In the midst of the onset of the destabilizing coronavirus, some processes are at least unfolding as usual. This week, the 2020 winners of the annually-awarded Guggenheim Fellowship were announced, and this year’s crop includes the multifaceted artist Sanford Biggers, whose show consisting of repurposed quilts was supposed to debut this month at the Bronx Museum of the Arts in New York City. Of course, due to the conditions created by the pandemic, visiting that show is currently no longer possible. Other artists receiving the Guggenheim Fellowship this year include people like photographer and performance artist Clifford Owens, multimedia artist Steffani Jemison and artist Blitz Bazawule. But what does it mean to be awarded a celebrated fellowship fund when exhibitions are being cancelled left and right and independent art sales have significantly slowed?
For some artists, this recognition is coming at a crucial time when more traditional methods of displaying one’s art and raising one’s profile are not necessarily available to the population at large. Jemison’s work, which seems to have lately revolved around exhibitions and commissions, now cannot be visited in person. Owens, whose performance art often involves interacting with crowds and public spaces, certainly can’t continue some of his traditional practices as usual at present.

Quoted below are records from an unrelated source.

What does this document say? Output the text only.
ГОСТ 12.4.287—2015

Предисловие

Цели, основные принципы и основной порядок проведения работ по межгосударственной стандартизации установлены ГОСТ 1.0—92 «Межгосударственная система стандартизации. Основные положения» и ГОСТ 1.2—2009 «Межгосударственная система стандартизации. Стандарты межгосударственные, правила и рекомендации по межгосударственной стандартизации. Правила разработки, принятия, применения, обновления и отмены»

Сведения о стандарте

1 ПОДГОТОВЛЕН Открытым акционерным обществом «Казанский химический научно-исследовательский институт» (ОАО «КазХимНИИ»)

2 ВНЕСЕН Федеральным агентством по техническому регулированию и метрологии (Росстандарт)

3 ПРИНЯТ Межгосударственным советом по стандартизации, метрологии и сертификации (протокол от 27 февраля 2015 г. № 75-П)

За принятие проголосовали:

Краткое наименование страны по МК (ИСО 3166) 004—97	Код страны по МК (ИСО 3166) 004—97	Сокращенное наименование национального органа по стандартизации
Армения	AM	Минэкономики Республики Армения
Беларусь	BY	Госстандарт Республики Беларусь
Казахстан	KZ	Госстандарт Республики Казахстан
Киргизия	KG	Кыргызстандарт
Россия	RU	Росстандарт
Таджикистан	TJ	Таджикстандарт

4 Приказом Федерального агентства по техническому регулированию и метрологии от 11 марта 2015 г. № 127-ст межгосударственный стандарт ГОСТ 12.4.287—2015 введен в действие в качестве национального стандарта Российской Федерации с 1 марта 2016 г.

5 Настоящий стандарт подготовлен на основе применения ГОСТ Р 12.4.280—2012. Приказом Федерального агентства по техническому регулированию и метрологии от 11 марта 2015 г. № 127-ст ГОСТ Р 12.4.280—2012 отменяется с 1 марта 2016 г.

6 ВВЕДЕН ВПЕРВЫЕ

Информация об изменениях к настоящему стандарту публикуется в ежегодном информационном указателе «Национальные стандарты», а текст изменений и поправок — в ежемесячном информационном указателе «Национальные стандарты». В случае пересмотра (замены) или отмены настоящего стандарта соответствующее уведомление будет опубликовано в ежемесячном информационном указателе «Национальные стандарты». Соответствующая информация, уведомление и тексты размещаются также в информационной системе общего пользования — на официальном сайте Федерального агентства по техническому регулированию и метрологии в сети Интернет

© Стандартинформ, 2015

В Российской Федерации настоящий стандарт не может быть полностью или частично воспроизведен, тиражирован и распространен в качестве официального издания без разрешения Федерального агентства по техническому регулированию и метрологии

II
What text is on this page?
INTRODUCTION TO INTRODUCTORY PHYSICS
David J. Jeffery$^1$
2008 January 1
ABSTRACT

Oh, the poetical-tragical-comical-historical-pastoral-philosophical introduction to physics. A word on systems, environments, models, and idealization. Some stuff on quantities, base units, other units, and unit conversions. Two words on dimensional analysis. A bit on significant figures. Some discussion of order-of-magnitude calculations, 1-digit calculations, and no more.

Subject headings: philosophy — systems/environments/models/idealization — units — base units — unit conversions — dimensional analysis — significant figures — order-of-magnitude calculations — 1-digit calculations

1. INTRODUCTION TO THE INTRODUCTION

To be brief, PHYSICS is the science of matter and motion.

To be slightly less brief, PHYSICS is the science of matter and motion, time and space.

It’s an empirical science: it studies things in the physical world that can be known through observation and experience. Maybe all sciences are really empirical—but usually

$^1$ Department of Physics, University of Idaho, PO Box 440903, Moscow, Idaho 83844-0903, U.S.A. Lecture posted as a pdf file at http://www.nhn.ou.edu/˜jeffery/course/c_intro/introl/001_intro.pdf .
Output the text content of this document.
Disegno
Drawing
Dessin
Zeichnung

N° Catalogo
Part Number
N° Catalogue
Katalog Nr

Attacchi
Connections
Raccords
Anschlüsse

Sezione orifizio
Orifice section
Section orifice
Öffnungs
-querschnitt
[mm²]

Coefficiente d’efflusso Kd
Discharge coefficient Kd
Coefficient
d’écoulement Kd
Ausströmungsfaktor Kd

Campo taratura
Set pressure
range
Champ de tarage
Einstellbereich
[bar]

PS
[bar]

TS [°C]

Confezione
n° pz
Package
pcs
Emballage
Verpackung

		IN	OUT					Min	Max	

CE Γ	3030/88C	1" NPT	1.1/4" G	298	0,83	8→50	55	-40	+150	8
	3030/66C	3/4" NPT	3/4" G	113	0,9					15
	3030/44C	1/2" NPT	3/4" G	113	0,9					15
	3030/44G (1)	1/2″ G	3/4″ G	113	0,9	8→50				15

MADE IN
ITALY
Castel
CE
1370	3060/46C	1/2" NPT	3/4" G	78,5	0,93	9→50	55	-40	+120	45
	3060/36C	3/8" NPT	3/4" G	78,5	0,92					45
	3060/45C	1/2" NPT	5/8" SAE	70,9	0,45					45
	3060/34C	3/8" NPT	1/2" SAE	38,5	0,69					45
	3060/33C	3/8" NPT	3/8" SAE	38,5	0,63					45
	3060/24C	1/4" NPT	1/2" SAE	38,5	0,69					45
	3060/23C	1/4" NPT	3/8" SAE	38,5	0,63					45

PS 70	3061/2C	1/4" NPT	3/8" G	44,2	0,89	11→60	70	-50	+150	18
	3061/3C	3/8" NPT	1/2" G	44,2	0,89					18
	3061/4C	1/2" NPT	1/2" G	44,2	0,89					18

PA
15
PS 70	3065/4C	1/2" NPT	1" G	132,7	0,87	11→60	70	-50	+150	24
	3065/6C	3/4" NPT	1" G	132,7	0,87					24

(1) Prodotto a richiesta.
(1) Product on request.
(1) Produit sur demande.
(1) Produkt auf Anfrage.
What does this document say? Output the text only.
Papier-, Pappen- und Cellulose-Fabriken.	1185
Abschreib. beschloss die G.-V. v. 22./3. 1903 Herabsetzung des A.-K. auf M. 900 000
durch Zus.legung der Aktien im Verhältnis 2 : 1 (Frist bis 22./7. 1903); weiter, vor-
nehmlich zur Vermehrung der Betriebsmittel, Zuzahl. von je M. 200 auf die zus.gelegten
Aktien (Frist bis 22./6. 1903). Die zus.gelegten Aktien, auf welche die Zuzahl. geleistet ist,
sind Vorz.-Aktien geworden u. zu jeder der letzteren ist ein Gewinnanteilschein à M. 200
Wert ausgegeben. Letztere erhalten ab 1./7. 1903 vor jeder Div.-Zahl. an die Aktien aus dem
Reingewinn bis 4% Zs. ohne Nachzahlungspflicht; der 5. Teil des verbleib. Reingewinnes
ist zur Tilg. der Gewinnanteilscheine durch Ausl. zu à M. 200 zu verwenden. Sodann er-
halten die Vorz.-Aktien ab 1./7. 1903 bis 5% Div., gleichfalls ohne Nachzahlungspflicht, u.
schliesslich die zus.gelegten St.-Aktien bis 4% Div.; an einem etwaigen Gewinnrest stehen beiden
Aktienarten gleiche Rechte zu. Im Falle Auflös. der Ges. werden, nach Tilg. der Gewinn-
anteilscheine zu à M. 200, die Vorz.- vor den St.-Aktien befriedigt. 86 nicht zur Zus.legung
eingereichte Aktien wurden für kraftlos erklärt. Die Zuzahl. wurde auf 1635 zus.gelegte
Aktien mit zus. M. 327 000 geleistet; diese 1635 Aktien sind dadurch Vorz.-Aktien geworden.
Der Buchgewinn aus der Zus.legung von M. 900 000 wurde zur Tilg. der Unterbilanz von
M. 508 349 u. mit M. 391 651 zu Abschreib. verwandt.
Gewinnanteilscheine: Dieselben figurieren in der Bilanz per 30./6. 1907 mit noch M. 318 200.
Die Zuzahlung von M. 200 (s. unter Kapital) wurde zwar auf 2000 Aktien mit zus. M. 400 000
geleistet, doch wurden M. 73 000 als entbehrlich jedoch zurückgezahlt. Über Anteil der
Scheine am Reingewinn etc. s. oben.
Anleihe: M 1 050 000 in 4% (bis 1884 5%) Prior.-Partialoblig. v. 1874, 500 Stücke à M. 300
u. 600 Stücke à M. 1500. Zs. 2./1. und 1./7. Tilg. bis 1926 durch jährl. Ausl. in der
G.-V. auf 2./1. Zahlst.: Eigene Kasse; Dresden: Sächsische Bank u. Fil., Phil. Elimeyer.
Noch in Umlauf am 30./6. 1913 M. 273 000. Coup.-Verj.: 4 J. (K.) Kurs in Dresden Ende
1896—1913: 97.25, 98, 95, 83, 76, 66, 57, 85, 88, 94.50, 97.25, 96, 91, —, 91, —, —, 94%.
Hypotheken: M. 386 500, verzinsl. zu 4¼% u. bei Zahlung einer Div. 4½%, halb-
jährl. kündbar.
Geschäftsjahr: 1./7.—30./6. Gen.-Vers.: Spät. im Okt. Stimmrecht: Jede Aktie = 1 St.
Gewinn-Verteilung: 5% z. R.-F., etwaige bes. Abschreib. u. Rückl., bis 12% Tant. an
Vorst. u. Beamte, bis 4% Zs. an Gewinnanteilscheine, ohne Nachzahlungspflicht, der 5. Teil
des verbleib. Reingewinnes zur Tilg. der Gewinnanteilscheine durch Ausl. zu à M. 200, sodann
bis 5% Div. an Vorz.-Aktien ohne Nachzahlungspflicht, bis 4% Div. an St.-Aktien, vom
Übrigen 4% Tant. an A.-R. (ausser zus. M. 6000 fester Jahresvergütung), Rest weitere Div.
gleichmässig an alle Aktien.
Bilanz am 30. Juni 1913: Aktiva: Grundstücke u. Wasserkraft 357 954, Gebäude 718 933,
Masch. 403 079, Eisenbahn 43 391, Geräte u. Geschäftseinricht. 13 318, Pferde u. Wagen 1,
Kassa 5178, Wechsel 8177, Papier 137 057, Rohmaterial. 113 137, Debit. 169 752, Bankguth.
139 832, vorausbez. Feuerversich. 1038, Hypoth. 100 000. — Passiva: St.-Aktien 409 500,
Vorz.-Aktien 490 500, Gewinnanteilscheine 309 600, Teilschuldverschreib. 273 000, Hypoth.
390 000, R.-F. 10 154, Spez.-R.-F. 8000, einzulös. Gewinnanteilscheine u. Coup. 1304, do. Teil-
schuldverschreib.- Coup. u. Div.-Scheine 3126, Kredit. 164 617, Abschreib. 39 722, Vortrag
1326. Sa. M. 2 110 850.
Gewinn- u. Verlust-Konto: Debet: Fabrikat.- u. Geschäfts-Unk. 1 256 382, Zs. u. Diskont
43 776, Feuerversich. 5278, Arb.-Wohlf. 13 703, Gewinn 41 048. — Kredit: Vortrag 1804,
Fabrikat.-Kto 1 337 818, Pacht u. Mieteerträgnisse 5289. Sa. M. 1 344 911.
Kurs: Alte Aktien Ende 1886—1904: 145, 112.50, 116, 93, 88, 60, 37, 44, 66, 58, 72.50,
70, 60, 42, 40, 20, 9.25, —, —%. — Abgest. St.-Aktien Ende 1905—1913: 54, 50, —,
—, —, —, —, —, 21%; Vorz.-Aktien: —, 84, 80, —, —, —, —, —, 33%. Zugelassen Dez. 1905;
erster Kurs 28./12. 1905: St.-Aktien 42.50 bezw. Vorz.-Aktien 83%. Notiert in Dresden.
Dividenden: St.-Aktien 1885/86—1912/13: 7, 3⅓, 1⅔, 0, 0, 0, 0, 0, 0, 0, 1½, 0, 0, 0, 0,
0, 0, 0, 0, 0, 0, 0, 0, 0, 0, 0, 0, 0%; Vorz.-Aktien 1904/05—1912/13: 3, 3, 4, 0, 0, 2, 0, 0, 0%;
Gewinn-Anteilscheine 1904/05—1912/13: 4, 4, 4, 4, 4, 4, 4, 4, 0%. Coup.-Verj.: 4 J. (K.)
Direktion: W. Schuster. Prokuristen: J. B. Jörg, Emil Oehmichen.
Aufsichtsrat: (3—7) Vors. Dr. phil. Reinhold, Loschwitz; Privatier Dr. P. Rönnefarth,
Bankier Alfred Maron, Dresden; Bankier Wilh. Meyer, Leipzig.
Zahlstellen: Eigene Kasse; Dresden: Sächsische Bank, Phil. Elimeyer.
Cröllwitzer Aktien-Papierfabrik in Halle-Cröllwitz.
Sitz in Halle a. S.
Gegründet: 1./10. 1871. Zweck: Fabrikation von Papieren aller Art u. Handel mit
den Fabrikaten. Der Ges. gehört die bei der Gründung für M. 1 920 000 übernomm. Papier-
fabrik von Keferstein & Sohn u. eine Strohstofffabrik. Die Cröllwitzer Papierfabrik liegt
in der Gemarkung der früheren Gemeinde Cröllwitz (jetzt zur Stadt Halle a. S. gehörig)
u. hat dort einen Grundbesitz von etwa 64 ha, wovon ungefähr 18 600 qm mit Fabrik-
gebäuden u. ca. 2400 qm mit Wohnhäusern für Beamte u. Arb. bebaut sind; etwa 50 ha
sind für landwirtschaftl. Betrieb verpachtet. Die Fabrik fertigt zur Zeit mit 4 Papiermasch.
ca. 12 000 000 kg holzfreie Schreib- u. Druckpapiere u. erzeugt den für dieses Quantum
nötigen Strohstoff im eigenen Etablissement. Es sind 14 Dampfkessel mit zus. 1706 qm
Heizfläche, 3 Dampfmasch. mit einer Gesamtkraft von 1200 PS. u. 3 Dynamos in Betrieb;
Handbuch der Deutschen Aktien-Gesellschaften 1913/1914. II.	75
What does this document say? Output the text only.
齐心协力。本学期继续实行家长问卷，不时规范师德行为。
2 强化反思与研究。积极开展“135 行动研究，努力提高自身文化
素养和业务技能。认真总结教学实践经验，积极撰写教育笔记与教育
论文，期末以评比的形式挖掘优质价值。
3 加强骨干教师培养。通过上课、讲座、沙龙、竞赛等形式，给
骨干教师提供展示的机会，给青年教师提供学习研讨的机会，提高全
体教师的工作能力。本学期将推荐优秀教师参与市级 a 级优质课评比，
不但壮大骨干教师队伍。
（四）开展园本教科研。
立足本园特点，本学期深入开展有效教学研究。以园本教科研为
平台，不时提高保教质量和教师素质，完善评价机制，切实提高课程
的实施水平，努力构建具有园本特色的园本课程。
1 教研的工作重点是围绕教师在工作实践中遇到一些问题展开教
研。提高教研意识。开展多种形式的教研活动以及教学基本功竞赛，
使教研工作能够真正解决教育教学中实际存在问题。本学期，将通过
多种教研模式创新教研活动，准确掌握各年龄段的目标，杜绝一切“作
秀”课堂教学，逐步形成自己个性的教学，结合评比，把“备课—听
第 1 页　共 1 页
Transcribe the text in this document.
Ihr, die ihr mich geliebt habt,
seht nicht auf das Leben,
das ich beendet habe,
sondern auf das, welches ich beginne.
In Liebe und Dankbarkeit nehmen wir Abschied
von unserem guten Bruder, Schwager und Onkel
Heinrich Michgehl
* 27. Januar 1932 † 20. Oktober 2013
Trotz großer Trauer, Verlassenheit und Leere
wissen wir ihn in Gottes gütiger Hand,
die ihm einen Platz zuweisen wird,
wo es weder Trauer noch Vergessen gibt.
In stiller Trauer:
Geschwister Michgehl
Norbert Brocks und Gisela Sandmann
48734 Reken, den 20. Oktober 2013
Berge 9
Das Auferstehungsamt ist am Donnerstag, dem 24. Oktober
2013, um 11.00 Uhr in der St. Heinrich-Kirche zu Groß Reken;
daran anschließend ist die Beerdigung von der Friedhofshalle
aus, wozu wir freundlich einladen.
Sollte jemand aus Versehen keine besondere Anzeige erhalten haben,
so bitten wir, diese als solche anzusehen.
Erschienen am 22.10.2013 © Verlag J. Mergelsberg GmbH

Ellen Lesperance, another 2020 Guggenheim Fellowship recipient whose work primarily revolves around knitting, currently has a solo exhibition on display at the Baltimore Museum of Art, but of course that exhibition can currently not be visited because the museum has been temporarily closed, at least until the end of April.
Ultimately, what fellowships and financial grants like these can offer artists in the middle of a global crisis is survival, and a chance to get their names publicized in a time when the news is saturated with calamitous crises. And as a lifeboat, a Guggenheim Fellowship definitely isn’t too shabby.